To the editors:

We read with great interest the recent publication by Yan et al.1 highlighting the important prognostic differences between follicular thyroid cancer (FTC) and the far more commonly encountered papillary thyroid cancer (PTC). FTC recurs rarely, but patients who have recurrences may die of metastatic disease in spite of otherwise favorable risk profiles. The different biology between the categories of well-differentiated thyroid cancer (i.e., PTC and FTC) is evident both clinically and in the laboratory.

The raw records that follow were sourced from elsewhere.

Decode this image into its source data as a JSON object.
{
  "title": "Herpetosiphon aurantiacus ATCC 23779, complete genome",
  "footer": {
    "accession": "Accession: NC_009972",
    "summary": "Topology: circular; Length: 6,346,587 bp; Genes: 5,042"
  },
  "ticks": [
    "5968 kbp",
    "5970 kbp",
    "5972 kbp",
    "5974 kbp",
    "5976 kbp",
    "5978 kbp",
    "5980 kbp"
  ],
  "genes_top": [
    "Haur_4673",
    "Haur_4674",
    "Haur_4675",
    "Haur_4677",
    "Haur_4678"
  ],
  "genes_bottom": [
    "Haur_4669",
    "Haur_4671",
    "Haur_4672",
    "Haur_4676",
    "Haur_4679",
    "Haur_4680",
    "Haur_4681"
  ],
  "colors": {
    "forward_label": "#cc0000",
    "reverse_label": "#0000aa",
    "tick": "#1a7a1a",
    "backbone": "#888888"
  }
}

Furthermore, our group recently published a whole exome-sequencing analysis of FTC that mapped the genetic landscape of these tumors, with a particular emphasis on the infrequent widely invasive (WIFTC) subtype.2 Of 10 WIFTC patients studied, 5 experienced recurrence and died of FTC within 10 years. Of 6 thyroid cancer-specific deaths in our overall FTC cohort of 39 cases, half were classified as stage I or II by the American Joint Committee on Cancer (AJCC) eighth-edition staging system, mostly due to the increased age cutoff of 55 years.3 Interestingly, we found that both genomic markers and traditional clinical and histopathologic factors predicted poor survival.

Unfortunately, the degree of FTC invasion is not well-captured in the national cancer registries, so a large-scale analysis of these high-risk subgroups is not possible using these approaches. Prior studies have demonstrated the prognostic significance of the degree of invasion for FTC in smaller single-institution series.4 Although the AJCC eighth-edition staging system provides accurate prognostic information for the vast majority of patients with well-differentiated thyroid cancer, certain high-risk histologic or molecular features may outweigh traditional tumor-node-metastasis (TNM) staging and should be considered when the risk of recurrence and death is evaluated for thyroid cancer patients.